I know few other professions as needed today as interpreters. Yes, the sheer complexity of international politics can be and is a boon for conference interpreters. There is no international negotiating table in today’s world without a rack of chattering interpreting booths around it. Few meaningful deals can get done nowadays without an interpreter or four making sure that communication actually works.

 

Sure, things will be uncomfortable. Absolutely, the old ways (and perhaps places) of doing business are looking pretty bleak but we are mostly small business so we can be nimble decisions that the big players simply can’t. In a matter of months, we can change country. In a matter of weeks, we can get new clients. In a couple of years, we can have a new specialism.
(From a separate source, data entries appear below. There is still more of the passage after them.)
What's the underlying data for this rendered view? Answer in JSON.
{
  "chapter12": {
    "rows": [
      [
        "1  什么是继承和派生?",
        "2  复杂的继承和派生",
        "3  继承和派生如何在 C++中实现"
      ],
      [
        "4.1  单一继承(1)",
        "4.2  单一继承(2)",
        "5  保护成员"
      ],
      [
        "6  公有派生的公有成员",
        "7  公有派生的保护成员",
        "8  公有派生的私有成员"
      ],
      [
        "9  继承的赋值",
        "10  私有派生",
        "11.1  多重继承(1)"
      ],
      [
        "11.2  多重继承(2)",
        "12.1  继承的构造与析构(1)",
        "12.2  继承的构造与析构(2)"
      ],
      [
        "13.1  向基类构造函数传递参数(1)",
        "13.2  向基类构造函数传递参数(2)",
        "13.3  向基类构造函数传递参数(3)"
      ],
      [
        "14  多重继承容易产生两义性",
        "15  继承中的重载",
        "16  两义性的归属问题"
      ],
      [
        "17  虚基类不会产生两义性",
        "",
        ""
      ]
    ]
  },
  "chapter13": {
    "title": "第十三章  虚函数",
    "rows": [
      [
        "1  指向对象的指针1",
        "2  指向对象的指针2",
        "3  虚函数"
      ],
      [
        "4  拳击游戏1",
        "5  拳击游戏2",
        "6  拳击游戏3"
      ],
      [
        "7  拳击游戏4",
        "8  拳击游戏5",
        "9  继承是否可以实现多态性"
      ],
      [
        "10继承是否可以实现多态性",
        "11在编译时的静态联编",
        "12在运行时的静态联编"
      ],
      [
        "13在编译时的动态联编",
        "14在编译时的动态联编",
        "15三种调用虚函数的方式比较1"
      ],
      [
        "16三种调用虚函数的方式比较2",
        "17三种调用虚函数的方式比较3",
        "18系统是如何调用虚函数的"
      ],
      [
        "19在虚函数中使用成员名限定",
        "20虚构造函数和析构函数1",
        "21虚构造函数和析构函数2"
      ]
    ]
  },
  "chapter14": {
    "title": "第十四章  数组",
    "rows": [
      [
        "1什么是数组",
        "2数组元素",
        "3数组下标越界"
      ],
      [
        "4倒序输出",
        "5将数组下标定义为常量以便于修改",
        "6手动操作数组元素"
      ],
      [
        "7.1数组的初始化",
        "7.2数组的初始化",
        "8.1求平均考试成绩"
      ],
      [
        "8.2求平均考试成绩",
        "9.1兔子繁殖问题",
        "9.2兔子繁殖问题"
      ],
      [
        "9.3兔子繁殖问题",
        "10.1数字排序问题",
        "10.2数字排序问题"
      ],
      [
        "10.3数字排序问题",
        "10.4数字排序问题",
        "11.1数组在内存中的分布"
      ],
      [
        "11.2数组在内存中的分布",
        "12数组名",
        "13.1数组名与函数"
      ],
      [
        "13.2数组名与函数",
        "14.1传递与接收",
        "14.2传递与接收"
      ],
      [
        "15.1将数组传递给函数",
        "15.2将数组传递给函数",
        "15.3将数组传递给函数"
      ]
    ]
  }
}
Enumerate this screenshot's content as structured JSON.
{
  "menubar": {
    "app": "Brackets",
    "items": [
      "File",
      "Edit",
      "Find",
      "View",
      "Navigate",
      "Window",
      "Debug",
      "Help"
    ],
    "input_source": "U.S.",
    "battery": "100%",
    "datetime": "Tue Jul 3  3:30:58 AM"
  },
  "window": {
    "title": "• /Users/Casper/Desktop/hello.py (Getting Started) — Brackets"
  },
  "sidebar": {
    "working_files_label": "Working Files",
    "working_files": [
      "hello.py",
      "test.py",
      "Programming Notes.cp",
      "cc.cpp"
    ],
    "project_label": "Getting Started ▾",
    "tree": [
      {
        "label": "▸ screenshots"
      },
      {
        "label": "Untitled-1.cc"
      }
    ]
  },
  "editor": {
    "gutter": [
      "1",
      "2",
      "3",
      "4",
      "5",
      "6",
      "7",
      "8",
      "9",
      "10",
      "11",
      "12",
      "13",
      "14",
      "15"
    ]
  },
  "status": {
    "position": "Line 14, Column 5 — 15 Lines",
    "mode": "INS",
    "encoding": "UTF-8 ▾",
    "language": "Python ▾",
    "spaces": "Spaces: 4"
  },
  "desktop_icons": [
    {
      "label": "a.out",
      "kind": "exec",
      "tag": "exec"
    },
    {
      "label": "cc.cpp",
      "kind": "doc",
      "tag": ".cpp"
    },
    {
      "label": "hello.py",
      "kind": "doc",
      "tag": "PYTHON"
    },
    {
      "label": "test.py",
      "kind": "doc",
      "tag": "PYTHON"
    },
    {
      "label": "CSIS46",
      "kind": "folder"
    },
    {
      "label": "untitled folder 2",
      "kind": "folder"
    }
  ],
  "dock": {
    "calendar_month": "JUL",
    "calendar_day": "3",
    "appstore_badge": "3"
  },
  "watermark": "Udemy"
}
We can adapt. Even if adapting hurts.

 

What choice do we have? Anger is understandable. Fear is almost inevitable but interpreting is a business that can and does survive crises. We already have!

 

So, while turmoil grips nations, while companies need to negotiate contract changes, while people with different native languages check into GPs, courts, hospitals and police stations, the need for these three professions will remain: loving pastors, wise leaders, and expert interpreters. And the one that helps the other two work across the boundaries of nation, language, and state is interpreting.